Back to the future
Manulife’s new CEO Donald Guloien has a management style that’s rare. During a recession when most business leaders are trying to squelch pessimism, Guloien is busy promoting something: prudence.
“I think at this stage of the cycle, prudence and conservatism is called for,” Guloien told Bloomberg’s Sean B. Pasternak in an interview. “The prudence our grandmothers had, the prudence farmers have in the Midwest; a little more of that needs to be applied in the executive suite.”
That’s why Guloien cut the Manulife dividend, reduced sales of variable annuities (VAs) and hiked hedging on VAs already sold.

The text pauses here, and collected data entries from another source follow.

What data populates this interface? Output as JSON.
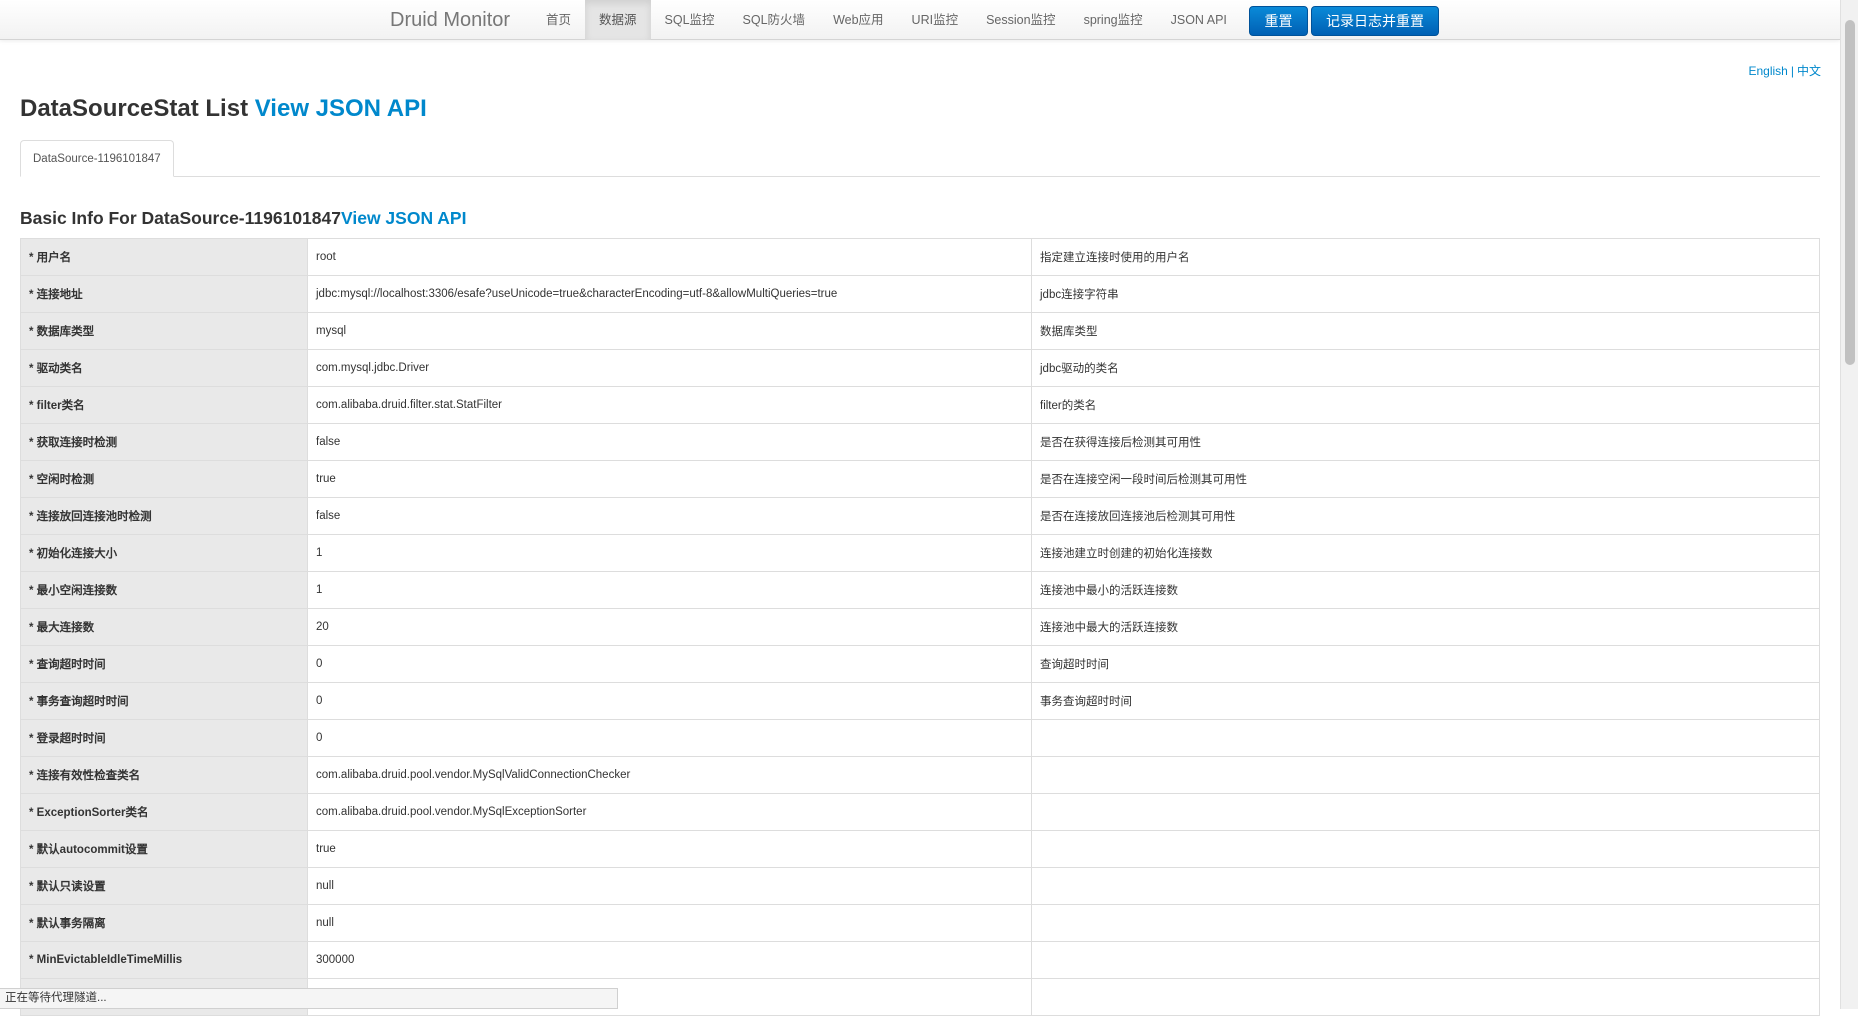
{
  "navbar": {
    "brand": "Druid Monitor",
    "items": [
      {
        "label": "首页",
        "active": false
      },
      {
        "label": "数据源",
        "active": true
      },
      {
        "label": "SQL监控",
        "active": false
      },
      {
        "label": "SQL防火墙",
        "active": false
      },
      {
        "label": "Web应用",
        "active": false
      },
      {
        "label": "URI监控",
        "active": false
      },
      {
        "label": "Session监控",
        "active": false
      },
      {
        "label": "spring监控",
        "active": false
      },
      {
        "label": "JSON API",
        "active": false
      }
    ],
    "reset_label": "重置",
    "log_reset_label": "记录日志并重置"
  },
  "lang": {
    "english": "English",
    "separator": "|",
    "chinese": "中文"
  },
  "page": {
    "title": "DataSourceStat List",
    "title_link": "View JSON API",
    "tab": "DataSource-1196101847",
    "section_title": "Basic Info For DataSource-1196101847",
    "section_link": "View JSON API"
  },
  "rows": [
    {
      "label": "* 用户名",
      "value": "root",
      "desc": "指定建立连接时使用的用户名"
    },
    {
      "label": "* 连接地址",
      "value": "jdbc:mysql://localhost:3306/esafe?useUnicode=true&characterEncoding=utf-8&allowMultiQueries=true",
      "desc": "jdbc连接字符串"
    },
    {
      "label": "* 数据库类型",
      "value": "mysql",
      "desc": "数据库类型"
    },
    {
      "label": "* 驱动类名",
      "value": "com.mysql.jdbc.Driver",
      "desc": "jdbc驱动的类名"
    },
    {
      "label": "* filter类名",
      "value": "com.alibaba.druid.filter.stat.StatFilter",
      "desc": "filter的类名"
    },
    {
      "label": "* 获取连接时检测",
      "value": "false",
      "desc": "是否在获得连接后检测其可用性"
    },
    {
      "label": "* 空闲时检测",
      "value": "true",
      "desc": "是否在连接空闲一段时间后检测其可用性"
    },
    {
      "label": "* 连接放回连接池时检测",
      "value": "false",
      "desc": "是否在连接放回连接池后检测其可用性"
    },
    {
      "label": "* 初始化连接大小",
      "value": "1",
      "desc": "连接池建立时创建的初始化连接数"
    },
    {
      "label": "* 最小空闲连接数",
      "value": "1",
      "desc": "连接池中最小的活跃连接数"
    },
    {
      "label": "* 最大连接数",
      "value": "20",
      "desc": "连接池中最大的活跃连接数"
    },
    {
      "label": "* 查询超时时间",
      "value": "0",
      "desc": "查询超时时间"
    },
    {
      "label": "* 事务查询超时时间",
      "value": "0",
      "desc": "事务查询超时时间"
    },
    {
      "label": "* 登录超时时间",
      "value": "0",
      "desc": ""
    },
    {
      "label": "* 连接有效性检查类名",
      "value": "com.alibaba.druid.pool.vendor.MySqlValidConnectionChecker",
      "desc": ""
    },
    {
      "label": "* ExceptionSorter类名",
      "value": "com.alibaba.druid.pool.vendor.MySqlExceptionSorter",
      "desc": ""
    },
    {
      "label": "* 默认autocommit设置",
      "value": "true",
      "desc": ""
    },
    {
      "label": "* 默认只读设置",
      "value": "null",
      "desc": ""
    },
    {
      "label": "* 默认事务隔离",
      "value": "null",
      "desc": ""
    },
    {
      "label": "* MinEvictableIdleTimeMillis",
      "value": "300000",
      "desc": ""
    },
    {
      "label": "",
      "value": "",
      "desc": ""
    }
  ],
  "status_bar": "正在等待代理隧道..."
}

Praise followed. “Don’s most important characteristic for me is that he just seems to be blunt and a straight shooter,” said Mario Mendonca, an analyst at Genuity Capital Markets. “He doesn’t seem to want to sugarcoat anything.”
But wait a minute, couldn’t Mendonca’s comments apply equally to Guloien’s aggressive predecessor, Dominic D’Alessandro, who oversaw fast-paced sales of variable annuities in the U.S. and Canada?
“Variable annuities became too big a part of Manulife’s portfolio, from both a marketing perspective and a risk perspective,” said Guloien. “We’re trying to dial back the risk.”
If backgrounds matter, D’Alessandro knows as much about prudence as Guloien. Raised by his widowed mother in a working-class Montreal neighbourhood, D’Alessandro’s boyhood clothing came from the Salvation Army.
But the tenor of the times changed during D’Alessandro’s final days at the helm. D’Alessandro might not have cut the dividend, but he raised billions in capital and had begun hedging.
Guloien has upped the ante. With familial roots in Saskatchewan, he knows whereof he speaks about the Midwest. After 28 years with Manulife, he also knows the company, although his moves since taking over in May must have surprised many.
They certainly surprised me. I interviewed him twice, once before he was picked to become CEO, and once after. At no time then, nor in his speech to the annual shareholders meeting, did he hint at the restraints to come.
We know now. Grandmothers are in. Long may they reign.